Spaceway-1 Battery Failure Unlikely to Repeat on Similar Satellites; According to Boeing

Spaceway-1 Battery Failure Unlikely to Repeat on Similar Satellites; According to Boeing

DirectTV, which was acquired by AT&T in 2015, is hurrying to relocate Spaceway-1 to a disposal orbit 300 kilometres above the geosynchronous arc, away from major large communications satellites, while it can still operate Spaceway-1 relying solely on power directly generated by its solar panels, bypassing the battery

Fremont, CA: Satellite manufacturer Boeing stated that the battery failure that put DirecTV’s Spaceway-1 satellite at risk of exploding has meagre chances of happening on other satellites. Spaceway-1 was the first of three virtually identical Spaceway satellites built by Boeing and launched between 2005 and 2007. Both Spaceway-1 and 2 are owned by AT&T subsidiary DirectTV, which were launched to provide direct broadcast TV services over the Americas. DirectTV spinoff Hughes Network Systems owns Spaceway-3 and uses it to provide internet connectivity to customers in North America.

“The battery malfunction occurred in the course of beyond-contract-life operation after a collection of events that have a very low likelihood of occurring on other satellites,” said Boeing spokesman Richard Esposito. “To further lessen operators’ risk, Boeing will be providing affected customers with a minor update to operating procedures that will allow them to avoid a similar malfunction going forward.” The company, however, refuses to reveal what caused the battery malfunction.

DirectTV, which was acquired by AT&T in 2015, is hurrying to relocate Spaceway-1 to a disposal orbit 300 kilometres above the geosynchronous arc, away from major large communications satellites, while it can still operate Spaceway-1 relying solely on power directly generated by its solar panels, bypassing the battery. The company, in a statement, told the U.S. Federal Communications Commission using batteries becomes essential when the satellite starts experiencing eclipses in its geostationary orbit in late February, putting the spacecraft at risk of catastrophic battery failure, if it’s not relocated and decommissioned by then.

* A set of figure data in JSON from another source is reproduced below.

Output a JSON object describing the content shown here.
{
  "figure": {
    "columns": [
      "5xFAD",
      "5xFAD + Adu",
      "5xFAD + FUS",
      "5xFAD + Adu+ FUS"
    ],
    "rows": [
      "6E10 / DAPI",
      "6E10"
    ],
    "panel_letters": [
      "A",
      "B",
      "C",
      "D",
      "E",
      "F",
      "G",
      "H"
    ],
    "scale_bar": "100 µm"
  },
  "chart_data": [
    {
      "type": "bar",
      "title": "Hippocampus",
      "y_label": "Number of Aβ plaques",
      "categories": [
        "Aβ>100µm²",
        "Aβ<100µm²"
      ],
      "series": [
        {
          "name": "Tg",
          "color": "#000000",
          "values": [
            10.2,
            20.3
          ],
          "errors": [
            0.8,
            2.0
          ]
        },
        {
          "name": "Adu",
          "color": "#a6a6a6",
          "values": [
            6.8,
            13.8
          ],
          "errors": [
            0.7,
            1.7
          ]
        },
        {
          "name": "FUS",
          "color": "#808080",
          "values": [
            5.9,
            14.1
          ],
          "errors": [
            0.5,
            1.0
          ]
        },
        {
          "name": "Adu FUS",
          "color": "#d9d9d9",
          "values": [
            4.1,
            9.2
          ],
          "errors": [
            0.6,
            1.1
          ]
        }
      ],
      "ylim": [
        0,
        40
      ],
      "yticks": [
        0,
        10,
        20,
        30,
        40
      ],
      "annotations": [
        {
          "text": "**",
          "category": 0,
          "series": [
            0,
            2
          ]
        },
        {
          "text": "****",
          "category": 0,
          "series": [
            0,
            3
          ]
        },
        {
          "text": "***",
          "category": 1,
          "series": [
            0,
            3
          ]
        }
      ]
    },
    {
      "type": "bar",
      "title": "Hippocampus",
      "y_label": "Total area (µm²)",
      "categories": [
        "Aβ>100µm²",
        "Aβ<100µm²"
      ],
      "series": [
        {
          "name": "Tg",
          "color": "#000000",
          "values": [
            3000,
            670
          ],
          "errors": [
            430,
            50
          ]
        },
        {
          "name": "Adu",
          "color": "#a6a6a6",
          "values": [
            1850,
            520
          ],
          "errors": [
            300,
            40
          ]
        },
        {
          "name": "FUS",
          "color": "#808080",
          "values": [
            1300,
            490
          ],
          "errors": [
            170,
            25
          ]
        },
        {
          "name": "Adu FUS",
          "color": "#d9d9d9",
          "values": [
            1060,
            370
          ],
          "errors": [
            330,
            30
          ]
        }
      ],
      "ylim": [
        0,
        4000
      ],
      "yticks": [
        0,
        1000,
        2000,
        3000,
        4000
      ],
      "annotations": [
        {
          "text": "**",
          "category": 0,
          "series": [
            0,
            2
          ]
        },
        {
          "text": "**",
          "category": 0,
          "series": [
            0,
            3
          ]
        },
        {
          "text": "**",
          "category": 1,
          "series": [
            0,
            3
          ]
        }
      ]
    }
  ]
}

According to AT&T spokesperson Jim Kimberly, the loss of Spaceway-1, which had operated for three years past its designed lifetime, will not affect the customers. "This satellite is a backup, and we do not anticipate any impacts on consumer service as we retire it," he said. "We are replacing it with another satellite in our fleet." Spaceway-1 was initially used to broadcast television channels, but the company decided to dedicate the satellite to provide backup capacity over Alaska in its latter years. Kimberly declined to say if DirecTV is using Spaceway-2 as the replacement.